Phosphoprotein phosphatase-2A docks to Dishevelled and counterregulates Wnt3a/β-catenin signaling

Background: Wnt3a stimulates cellular trafficking of key signaling elements (e.g., Axin, Dishevelled-2, β-catenin, and glycogen synthase kinase-3β) and primitive endoderm formation in mouse F9 embryonic teratocarcinoma cells.

Results: The role of phosphoprotein phosphatase-2A in signaling of the Wnt/β-catenin/Lef-Tcfsensitive gene activation pathway was investigated. Wnt3a action attenuates phosphoprotein phosphatase-2A activity and stimulates the Lef/Tcf-sensitive gene transcription. Inhibiting phosphoprotein phosphatase-2A by okadaic acid, by treatment with siRNA (targeting the Csubunit of the enzyme), or by expression of SV40 small t antigen mimics Wnt3a action, increasing the cellular abundance of Axin and phospho-glycogen synthase kinase-3β as well as the trafficking of signaling elements in the Wnt/β-catenin pathway. Although mimicking effects of Wnt3a on the cellular abundance and trafficking of key signaling elements in the Wnt canonical pathway, suppression of phosphatase-2A alone did not provoke activation of the Lef/Tcf-sensitive transcriptional response, but did potentiate its activation by Wnt3a. Phosphoprotein phosphatase- 2A and the scaffold phosphoprotein Dishevelled-2 display similarities in cellular trafficking in response to either Wnt3a or suppression of the phosphatase. A docking site for phosphoprotein phosphatase-2A in the DEP domain of Dishevelled-2 was identified.

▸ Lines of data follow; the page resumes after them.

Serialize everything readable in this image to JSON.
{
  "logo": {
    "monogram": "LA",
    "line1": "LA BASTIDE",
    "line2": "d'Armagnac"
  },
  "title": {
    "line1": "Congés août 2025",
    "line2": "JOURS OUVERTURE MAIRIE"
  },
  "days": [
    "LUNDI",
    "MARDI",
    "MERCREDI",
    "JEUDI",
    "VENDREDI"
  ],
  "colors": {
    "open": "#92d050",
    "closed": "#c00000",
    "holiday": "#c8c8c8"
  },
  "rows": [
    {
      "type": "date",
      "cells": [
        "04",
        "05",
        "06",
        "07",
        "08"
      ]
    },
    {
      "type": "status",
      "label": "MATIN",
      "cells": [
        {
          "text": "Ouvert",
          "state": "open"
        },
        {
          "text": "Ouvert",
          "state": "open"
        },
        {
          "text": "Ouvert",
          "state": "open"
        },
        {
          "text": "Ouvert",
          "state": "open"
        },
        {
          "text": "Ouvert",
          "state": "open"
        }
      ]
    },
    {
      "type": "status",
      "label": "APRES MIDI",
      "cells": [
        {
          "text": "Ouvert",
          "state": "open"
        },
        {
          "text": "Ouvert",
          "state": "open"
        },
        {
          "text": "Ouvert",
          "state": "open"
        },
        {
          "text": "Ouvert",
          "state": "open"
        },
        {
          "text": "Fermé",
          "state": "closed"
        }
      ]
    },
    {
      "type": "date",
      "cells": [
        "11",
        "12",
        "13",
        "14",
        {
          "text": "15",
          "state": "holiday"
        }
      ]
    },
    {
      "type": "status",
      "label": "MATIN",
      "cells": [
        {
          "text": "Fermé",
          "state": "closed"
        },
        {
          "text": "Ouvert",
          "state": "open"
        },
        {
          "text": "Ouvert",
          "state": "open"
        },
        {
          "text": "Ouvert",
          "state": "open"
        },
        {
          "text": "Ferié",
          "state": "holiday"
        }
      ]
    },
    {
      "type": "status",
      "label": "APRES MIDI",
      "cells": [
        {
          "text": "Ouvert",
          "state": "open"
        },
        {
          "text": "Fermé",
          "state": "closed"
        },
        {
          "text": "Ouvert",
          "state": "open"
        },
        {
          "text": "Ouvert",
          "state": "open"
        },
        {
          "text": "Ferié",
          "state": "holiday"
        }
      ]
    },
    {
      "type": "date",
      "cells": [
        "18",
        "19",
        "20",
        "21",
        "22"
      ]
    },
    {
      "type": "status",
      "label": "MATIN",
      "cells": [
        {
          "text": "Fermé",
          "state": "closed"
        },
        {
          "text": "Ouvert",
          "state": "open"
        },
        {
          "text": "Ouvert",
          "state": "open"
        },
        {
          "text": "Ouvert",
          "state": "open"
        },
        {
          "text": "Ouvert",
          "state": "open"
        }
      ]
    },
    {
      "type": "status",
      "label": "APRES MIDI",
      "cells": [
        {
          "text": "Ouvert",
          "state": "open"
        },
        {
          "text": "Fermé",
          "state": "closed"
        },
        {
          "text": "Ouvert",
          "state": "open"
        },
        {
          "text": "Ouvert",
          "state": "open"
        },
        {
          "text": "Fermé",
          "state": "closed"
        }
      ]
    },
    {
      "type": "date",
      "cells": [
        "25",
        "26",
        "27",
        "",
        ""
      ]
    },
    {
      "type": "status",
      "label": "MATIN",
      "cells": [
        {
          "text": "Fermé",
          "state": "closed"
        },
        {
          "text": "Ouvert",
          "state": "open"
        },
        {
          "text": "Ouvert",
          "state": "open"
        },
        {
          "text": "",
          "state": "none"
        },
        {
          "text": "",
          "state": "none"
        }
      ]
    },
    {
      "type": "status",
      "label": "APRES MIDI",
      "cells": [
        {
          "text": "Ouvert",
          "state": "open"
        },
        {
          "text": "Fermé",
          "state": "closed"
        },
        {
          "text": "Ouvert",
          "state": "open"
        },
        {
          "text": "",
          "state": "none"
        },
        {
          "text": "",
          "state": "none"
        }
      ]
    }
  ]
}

Conclusion: In current study, we showed new roles of phosphoprotein phosphatase-2A in Wnt/ β-catenin signaling pathway: effect on protein expression, effect on protein trafficking, retention of molecules in subcellular compartments, and regulation of enzymatic activity of several key players. Docking of phosphoprotein phosphatase-2A by Dishevelled-2 suppresses phosphatase activity and explains in part the central role of this phosphatase in the counterregulation of the Wnt/β-catenin signaling pathway.